Ho fame, e il mio appetito si specchia su di una tavola tristemente sgombra. Neppure ora che lei è qui, disponibile e illuminata, può darmi ciò che più bramo ricevere. Nemmeno adesso, con il favore di questa tenebra artificiale, siamo al riparo da coloro che sorvegliano il mio operato.

Non c'è rimedio alla condanna. Non c'è scappatoia per un'esistenza imposta.

Io non ho potere.

Vorrei allungare un braccio per poterla sfiorare e, per la prima volta da quando sono, vorrei che il mio tocco fosse in grado di riportare entrambi alla vita che io non conosco ma che lei potrebbe insegnarmi.

Se ne sta lì, rannicchiata sul pavimento di fronte al camino spento, stringendosi forte le ginocchia al petto e oscillando avanti e indietro. E' la donna più strana che sia mai passata dalla mia frontiera, bellissima e riottosa come la più tenace delle dee guerriere. Nei grandi occhi grigi ha il riflesso della mia disobbedienza, incarnata in un corpo debole incapace di portare a termine la missione assegnatale.

Posso scegliere se morire di fame solo stanotte godendo della sua compagnia, o morire del tutto tra poche ore rischiando di non incontrala mai più. In ogni caso, la perderei per sempre. Lei non mi aiuterà, oramai l'ho capito. Non mi solleverà mai da quest'incombenza virando spontaneamente in direzione della resa.

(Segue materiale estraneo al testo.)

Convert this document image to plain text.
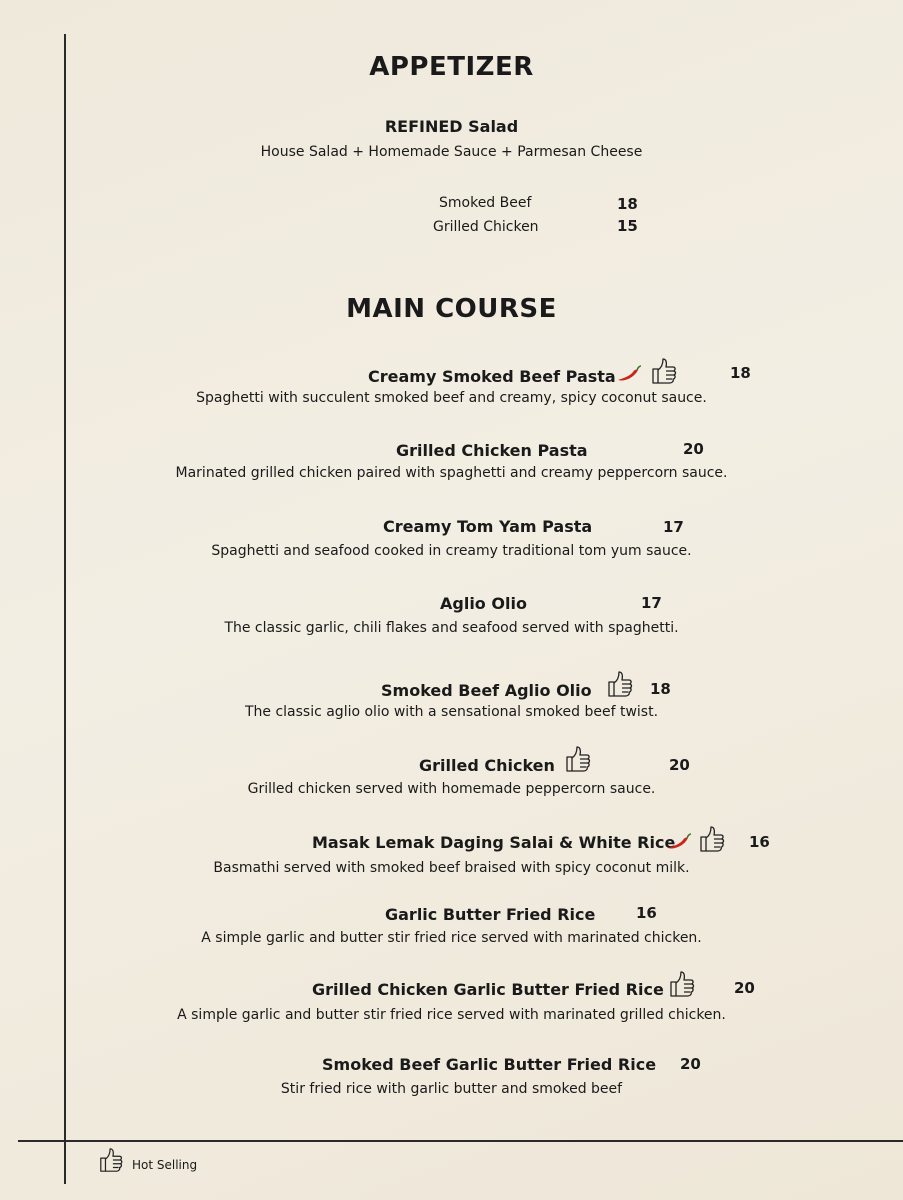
APPETIZER
REFINED Salad
House Salad + Homemade Sauce + Parmesan Cheese
Smoked Beef	18
Grilled Chicken	15
MAIN COURSE
Creamy Smoked Beef Pasta	18
Spaghetti with succulent smoked beef and creamy, spicy coconut sauce.
Grilled Chicken Pasta	20
Marinated grilled chicken paired with spaghetti and creamy peppercorn sauce.
Creamy Tom Yam Pasta	17
Spaghetti and seafood cooked in creamy traditional tom yum sauce.
Aglio Olio	17
The classic garlic, chili flakes and seafood served with spaghetti.
Smoked Beef Aglio Olio	18
The classic aglio olio with a sensational smoked beef twist.
Grilled Chicken	20
Grilled chicken served with homemade peppercorn sauce.
Masak Lemak Daging Salai & White Rice	16
Basmathi served with smoked beef braised with spicy coconut milk.
Garlic Butter Fried Rice	16
A simple garlic and butter stir fried rice served with marinated chicken.
Grilled Chicken Garlic Butter Fried Rice	20
A simple garlic and butter stir fried rice served with marinated grilled chicken.
Smoked Beef Garlic Butter Fried Rice 20
Stir fried rice with garlic butter and smoked beef
Hot Selling
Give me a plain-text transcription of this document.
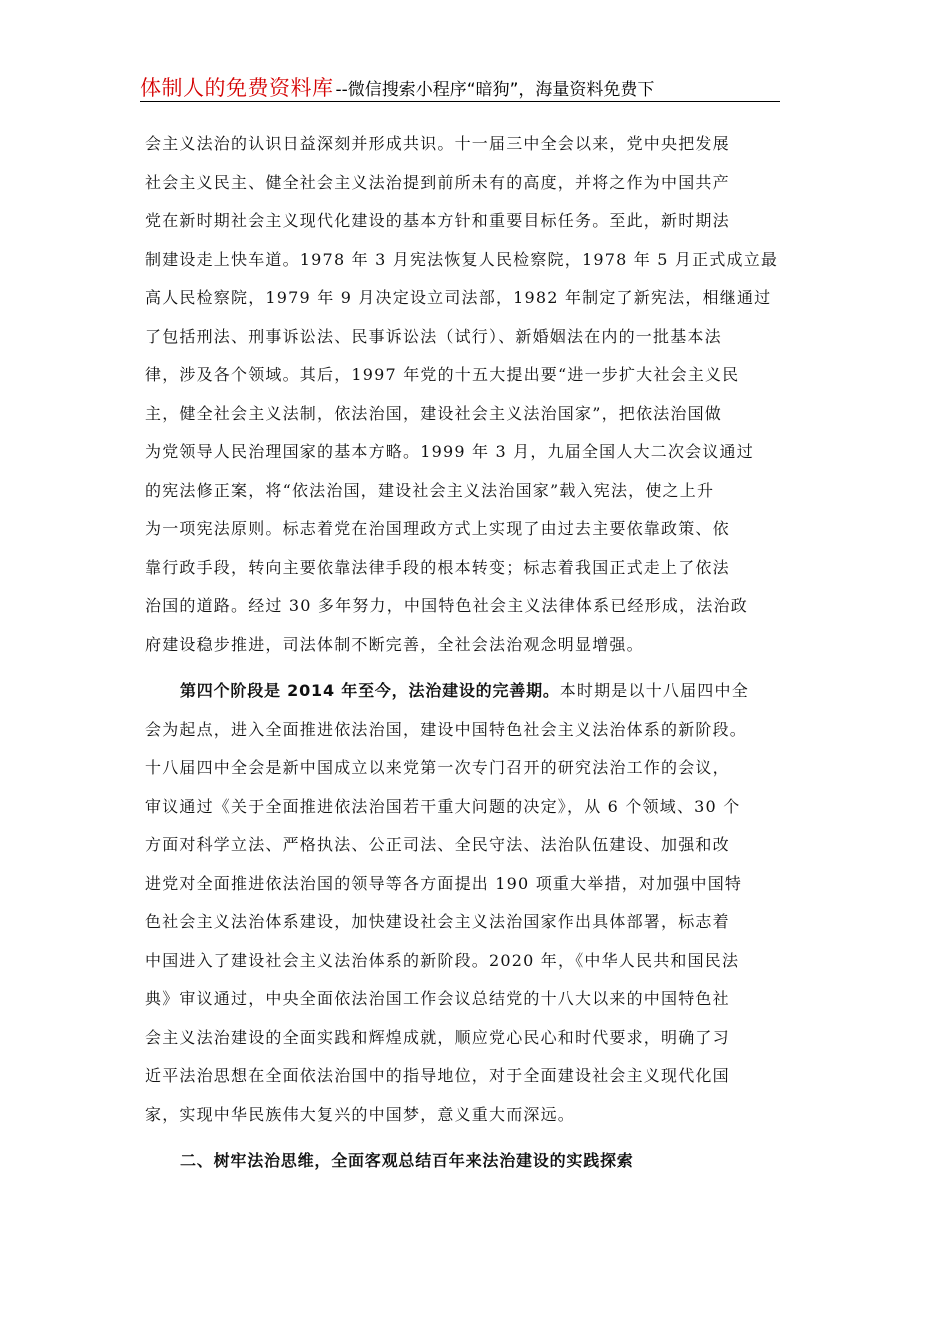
体制人的免费资料库 --微信搜索小程序“暗狗”，海量资料免费下
会主义法治的认识日益深刻并形成共识。十一届三中全会以来，党中央把发展
社会主义民主、健全社会主义法治提到前所未有的高度，并将之作为中国共产
党在新时期社会主义现代化建设的基本方针和重要目标任务。至此，新时期法
制建设走上快车道。1978 年 3 月宪法恢复人民检察院，1978 年 5 月正式成立最
高人民检察院，1979 年 9 月决定设立司法部，1982 年制定了新宪法，相继通过
了包括刑法、刑事诉讼法、民事诉讼法（试行）、新婚姻法在内的一批基本法
律，涉及各个领域。其后，1997 年党的十五大提出要“进一步扩大社会主义民
主，健全社会主义法制，依法治国，建设社会主义法治国家”，把依法治国做
为党领导人民治理国家的基本方略。1999 年 3 月，九届全国人大二次会议通过
的宪法修正案，将“依法治国，建设社会主义法治国家”载入宪法，使之上升
为一项宪法原则。标志着党在治国理政方式上实现了由过去主要依靠政策、依
靠行政手段，转向主要依靠法律手段的根本转变；标志着我国正式走上了依法
治国的道路。经过 30 多年努力，中国特色社会主义法律体系已经形成，法治政
府建设稳步推进，司法体制不断完善，全社会法治观念明显增强。
第四个阶段是 2014 年至今，法治建设的完善期。本时期是以十八届四中全
会为起点，进入全面推进依法治国，建设中国特色社会主义法治体系的新阶段。
十八届四中全会是新中国成立以来党第一次专门召开的研究法治工作的会议，
审议通过《关于全面推进依法治国若干重大问题的决定》，从 6 个领域、30 个
方面对科学立法、严格执法、公正司法、全民守法、法治队伍建设、加强和改
进党对全面推进依法治国的领导等各方面提出 190 项重大举措，对加强中国特
色社会主义法治体系建设，加快建设社会主义法治国家作出具体部署，标志着
中国进入了建设社会主义法治体系的新阶段。2020 年，《中华人民共和国民法
典》审议通过，中央全面依法治国工作会议总结党的十八大以来的中国特色社
会主义法治建设的全面实践和辉煌成就，顺应党心民心和时代要求，明确了习
近平法治思想在全面依法治国中的指导地位，对于全面建设社会主义现代化国
家，实现中华民族伟大复兴的中国梦，意义重大而深远。
二、树牢法治思维，全面客观总结百年来法治建设的实践探索
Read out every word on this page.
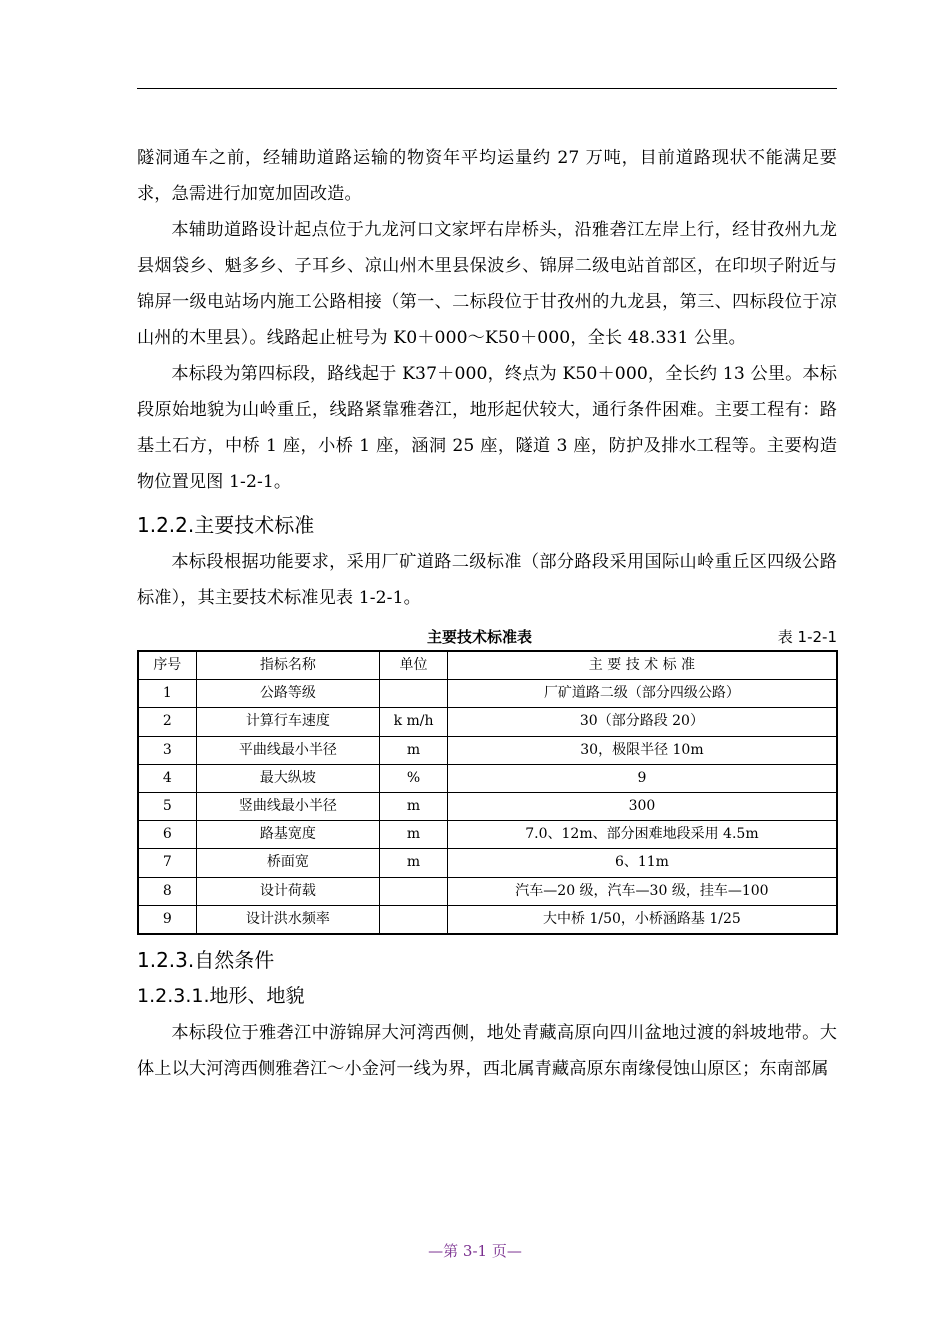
隧洞通车之前，经辅助道路运输的物资年平均运量约 27 万吨，目前道路现状不能满足要求，急需进行加宽加固改造。

本辅助道路设计起点位于九龙河口文家坪右岸桥头，沿雅砻江左岸上行，经甘孜州九龙县烟袋乡、魁多乡、子耳乡、凉山州木里县保波乡、锦屏二级电站首部区，在印坝子附近与锦屏一级电站场内施工公路相接（第一、二标段位于甘孜州的九龙县，第三、四标段位于凉山州的木里县）。线路起止桩号为 K0＋000～K50＋000，全长 48.331 公里。

本标段为第四标段，路线起于 K37＋000，终点为 K50＋000，全长约 13 公里。本标段原始地貌为山岭重丘，线路紧靠雅砻江，地形起伏较大，通行条件困难。主要工程有：路基土石方，中桥 1 座，小桥 1 座，涵洞 25 座，隧道 3 座，防护及排水工程等。主要构造物位置见图 1-2-1。

1.2.2.主要技术标准

本标段根据功能要求，采用厂矿道路二级标准（部分路段采用国际山岭重丘区四级公路标准），其主要技术标准见表 1-2-1。

主要技术标准表	表 1-2-1
序号	指标名称	单位	主 要 技 术 标 准
1	公路等级		厂矿道路二级（部分四级公路）
2	计算行车速度	k m/h	30（部分路段 20）
3	平曲线最小半径	m	30，极限半径 10m
4	最大纵坡	%	9
5	竖曲线最小半径	m	300
6	路基宽度	m	7.0、12m、部分困难地段采用 4.5m
7	桥面宽	m	6、11m
8	设计荷载		汽车—20 级，汽车—30 级，挂车—100
9	设计洪水频率		大中桥 1/50，小桥涵路基 1/25
1.2.3.自然条件
1.2.3.1.地形、地貌

本标段位于雅砻江中游锦屏大河湾西侧，地处青藏高原向四川盆地过渡的斜坡地带。大体上以大河湾西侧雅砻江～小金河一线为界，西北属青藏高原东南缘侵蚀山原区；东南部属

—第 3-1 页—
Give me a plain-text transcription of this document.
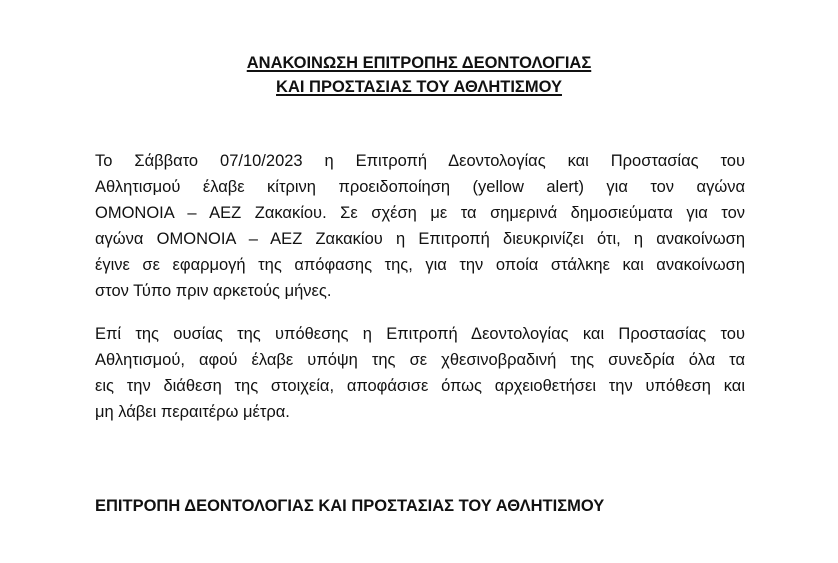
ΑΝΑΚΟΙΝΩΣΗ ΕΠΙΤΡΟΠΗΣ ΔΕΟΝΤΟΛΟΓΙΑΣ
ΚΑΙ ΠΡΟΣΤΑΣΙΑΣ ΤΟΥ ΑΘΛΗΤΙΣΜΟΥ
Το Σάββατο 07/10/2023 η Επιτροπή Δεοντολογίας και Προστασίας του
Αθλητισμού έλαβε κίτρινη προειδοποίηση (yellow alert) για τον αγώνα
ΟΜΟΝΟΙΑ – ΑΕΖ Ζακακίου. Σε σχέση με τα σημερινά δημοσιεύματα για τον
αγώνα ΟΜΟΝΟΙΑ – ΑΕΖ Ζακακίου η Επιτροπή διευκρινίζει ότι, η ανακοίνωση
έγινε σε εφαρμογή της απόφασης της, για την οποία στάλκηε και ανακοίνωση
στον Τύπο πριν αρκετούς μήνες.
Επί της ουσίας της υπόθεσης η Επιτροπή Δεοντολογίας και Προστασίας του
Αθλητισμού, αφού έλαβε υπόψη της σε χθεσινοβραδινή της συνεδρία όλα τα
εις την διάθεση της στοιχεία, αποφάσισε όπως αρχειοθετήσει την υπόθεση και
μη λάβει περαιτέρω μέτρα.
ΕΠΙΤΡΟΠΗ ΔΕΟΝΤΟΛΟΓΙΑΣ ΚΑΙ ΠΡΟΣΤΑΣΙΑΣ ΤΟΥ ΑΘΛΗΤΙΣΜΟΥ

Il mondo che ho costruito su misura dei miei ospiti è troppo piccolo e insignificante per lei; il parco giochi è smunto e arrugginito, le giostre non funzionano e non dispensano felicità.

Lei non è come gli altri, e io non posso diventare qualcos'altro.

«So che sei arrabbiata» prendo la parola dopo qualche minuto, tempo durante il quale il silenzio si è quasi fidanzato con la distanza enorme che ci separa l'uno dall'altra.

La testa di Shelly scatta verso l'alto e i suoi occhi arrosati si mostrano ai miei, altrettanto tristi e delusi. «No, non lo sai. Non lo puoi sapere, Metcalfe» ribatte eccezionalmente placida. «E, comunque, non ce l'ho con te» aggiunge, sollevando appena le spalle, e torna poi a nascondere il viso sulle ginocchia unite.

Rimango di stucco. «No?»

Sfrega la fronte sul tessuto bagnato, che le fascia le ginocchia come una benda stretta attorno a una ferita importante, una, due volte, e ritengo sia il suo modo di confermarmi la negazione di poco fa.

L'immobilità mi pesa più del silenzio, pertanto prendo a passeggiare su e giù per la stanza, tra i due divani, seguendo il percorso vagheggiato del simbolo dell'infinito.

«Hai scelto tu le parole?» chiede Shelly di punto in bianco.

«Intendi l'epitaffio?»

«Sì».

Interrompo la passeggiata, passandomi le mani tra i capelli e fissando l'interezza del capovolavoro che è tutta la sua figura. «Sì».

Mi scruta, riflessiva. «Perché proprio quelle? Che significato hanno?»

Questo dovresti dirmelo tu, piccola... Le ho trovate nel suo fascicolo, in una foto che ritraeva un pezzo di muro su cui erano state scritte quelle parole con un pennarello rosso. Dovrei parlarle delle cartelle, della documentazione che ho su ognuno dei miei ospiti, ma farlo ora comporterebbe un'ulteriore borderò di domande ostiche.

«Nessuno» dico, e in fondo è vero. «Mi pareva un pensiero lineare, né smielato, né eccessivamente drammatico».

«E' la frase di un serial killer» mi comunica fredda, e io, per la sorpresa, impallidisco. Ne ho la certezza. «Risponde con quelle parole alla domanda di una delle sue vittime».

La curiosità mi rende schiavo. «Quale domanda?».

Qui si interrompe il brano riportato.